The SmartLink app comes from BI, an affiliate of The Geo Group, a Boulder, Colorado-based private gel company. GEO, which operates an immigration detention facility for ICE under other agreements, declined to comment on the app.

Immigration and Customs Enforcement officials, who are part of the Department of Homeland Security, declined to answer questions about the app, but said in a statement that the detention option was “an effective way to track non-citizens released from DHS custody who are waiting for their immigration. Proceedings.”

In a recent congressional hearing, agency officials wrote that the SmartLink app is cheaper than detention: it costs about $ 4.36 (approximately Rs. 330) per day to keep a person in detention option and to put someone in a benefit of more than $ 140 (approximately Rs. 10,600) per day, the agency budget estimates. .

Advocates say immigrants who have spent months in detention facilities and have been released on bond are placed on the app when they go to an initial meeting with the deportation officer, as well as asylum-seeking parents and children on the southwestern border.

Originally, SmartLink was seen as a less intensive alternative to ankle monitors for immigrants who were detained and released, but are now widely used for immigrants who have no criminal history and who have not been detained, said Julie Mao, deputy director. Julie Mao Immigrant Rights Group Just Future. Previously, immigrants often only participated in periodic check-ins at the agency office.

“We are very concerned that this is going to be used as an additional value for everyone in the immigration system,” Mao said.

While most people attend their immigration court hearings, some avoid.

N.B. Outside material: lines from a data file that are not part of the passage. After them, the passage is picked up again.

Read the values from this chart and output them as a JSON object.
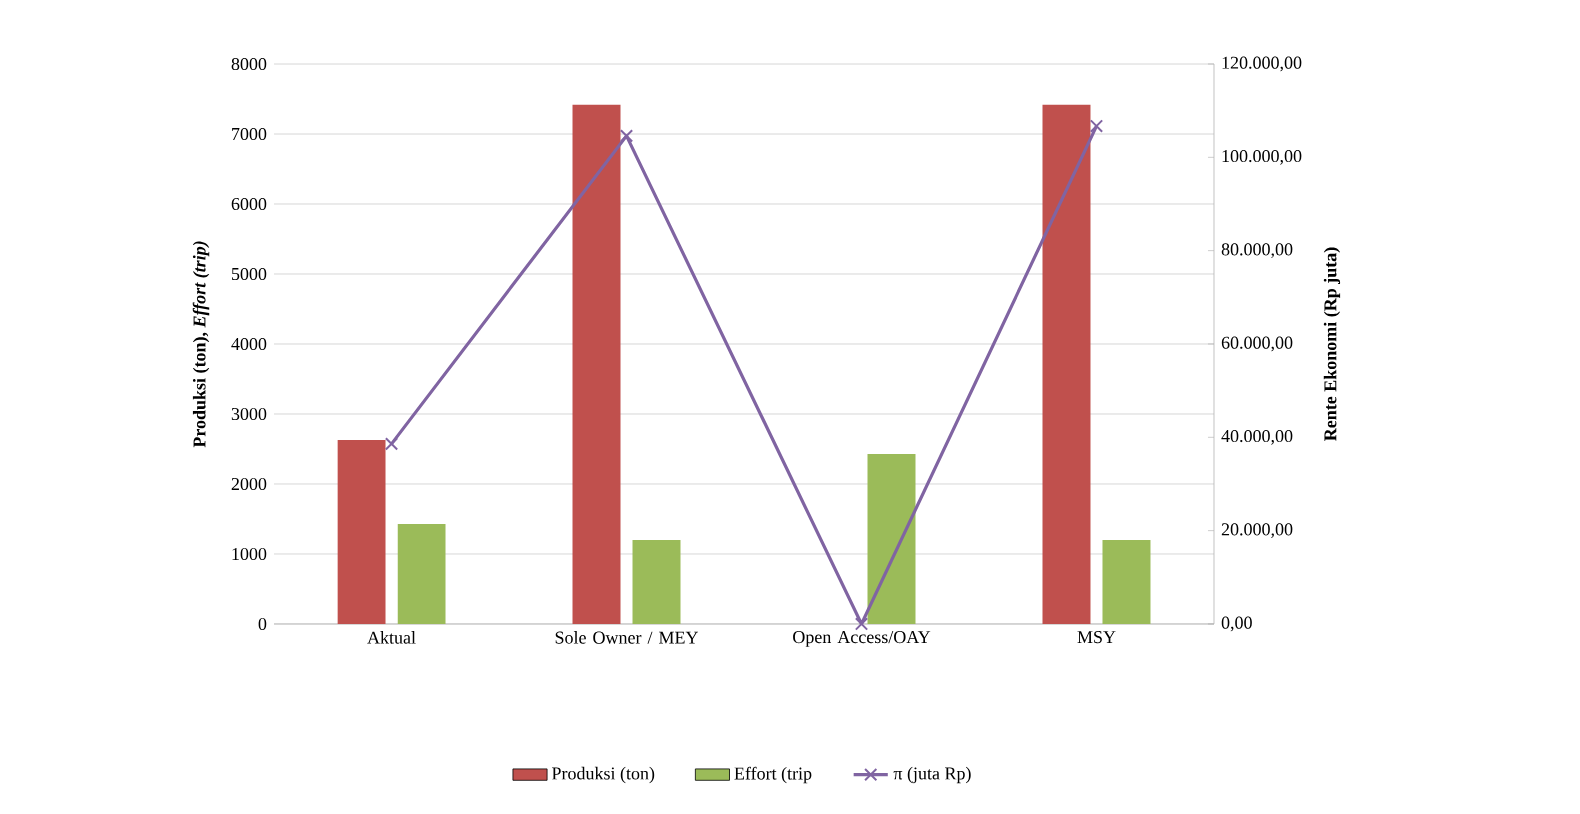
{
  "chart_data": {
    "type": "bar",
    "ylabel": "Produksi (ton), *Effort (trip)*",
    "y2label": "Rente Ekonomi (Rp juta)",
    "categories": [
      "Aktual",
      "Sole Owner / MEY",
      "Open Access/OAY",
      "MSY"
    ],
    "series": [
      {
        "name": "Produksi (ton)",
        "color": "#c0504d",
        "values": [
          2630,
          7420,
          0,
          7420
        ]
      },
      {
        "name": "Effort (trip",
        "color": "#9bbb59",
        "values": [
          1430,
          1200,
          2430,
          1200
        ]
      },
      {
        "name": "π (juta Rp)",
        "type": "line",
        "axis": "y2",
        "marker": "cross",
        "color": "#8064a2",
        "values": [
          38600,
          104600,
          0,
          106700
        ]
      }
    ],
    "ylim": [
      0,
      8000
    ],
    "yticks": [
      0,
      1000,
      2000,
      3000,
      4000,
      5000,
      6000,
      7000,
      8000
    ],
    "y2lim": [
      0,
      120000
    ],
    "y2ticks": [
      {
        "value": 0,
        "label": "0,00"
      },
      {
        "value": 20000,
        "label": "20.000,00"
      },
      {
        "value": 40000,
        "label": "40.000,00"
      },
      {
        "value": 60000,
        "label": "60.000,00"
      },
      {
        "value": 80000,
        "label": "80.000,00"
      },
      {
        "value": 100000,
        "label": "100.000,00"
      },
      {
        "value": 120000,
        "label": "120.000,00"
      }
    ],
    "grid": "y",
    "legend": "bottom"
  }
}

In this case, the immigration judge issues deportation orders in the absence of the immigrants and the deportation agents are given the responsibility to find them and try to bring them back to their country. In fiscal year 2018, about one-fourth of the decisions of immigration judges in cases were deportation orders for people who missed court, court data shows.

Proponents of her case have been working to make the actual transcript of this statement available online. Proponents of her case have been working to make the actual transcript of this statement available online.

They said they were concerned that deportation agents were more aware than immigrants could track immigrants via SmartLink, just as commercial apps tap into location data on people’s phones.

In the criminal justice system, law enforcement agencies are using similar apps for defendants awaiting trial or sentencing. Robert Magaleta, chief executive of Louisiana-based Shadotrack Technologies, said the technology does not continuously track defendants but records their locations at check-in and the company provides a separate, full-time tracking service to law enforcement agencies using tamperproof watches.

In a 2019 congressional research service report, the ICE says the app is not constantly monitoring immigrants. Advocates, however, say quick snapshots of people’s locations at check-in can be used to track friends and colleagues who do not have proper immigration approvals. They noted that immigration investigators pulled GPS data from the Mississippi Poultry Plant workers’ ankle monitors to help create a case for a large workplace operation.

For immigrants released from detention with ankle monitors that irritate the skin and occasionally beep loudly, the app is an improvement, said Los Angeles immigration attorney Mackenzie McKinsey. It’s less painful and more discreet, he said, as ankle monitors make his clients feel like they saw others as criminals.

But SmartLink can be a source of stress for immigrants fleeing persecution in their home country to the United States, and for those who fear a check-in due to a technical glitch.

Rosen Flores, a paralegal at Hilf & Hilf in Michigan, said she recently fielded panic calls from clients because the app wasn’t working. Instead they have to report to the immigration agents’ office in person.

“I see pain because it’s clients,” Flores said. “My heart goes out to them.”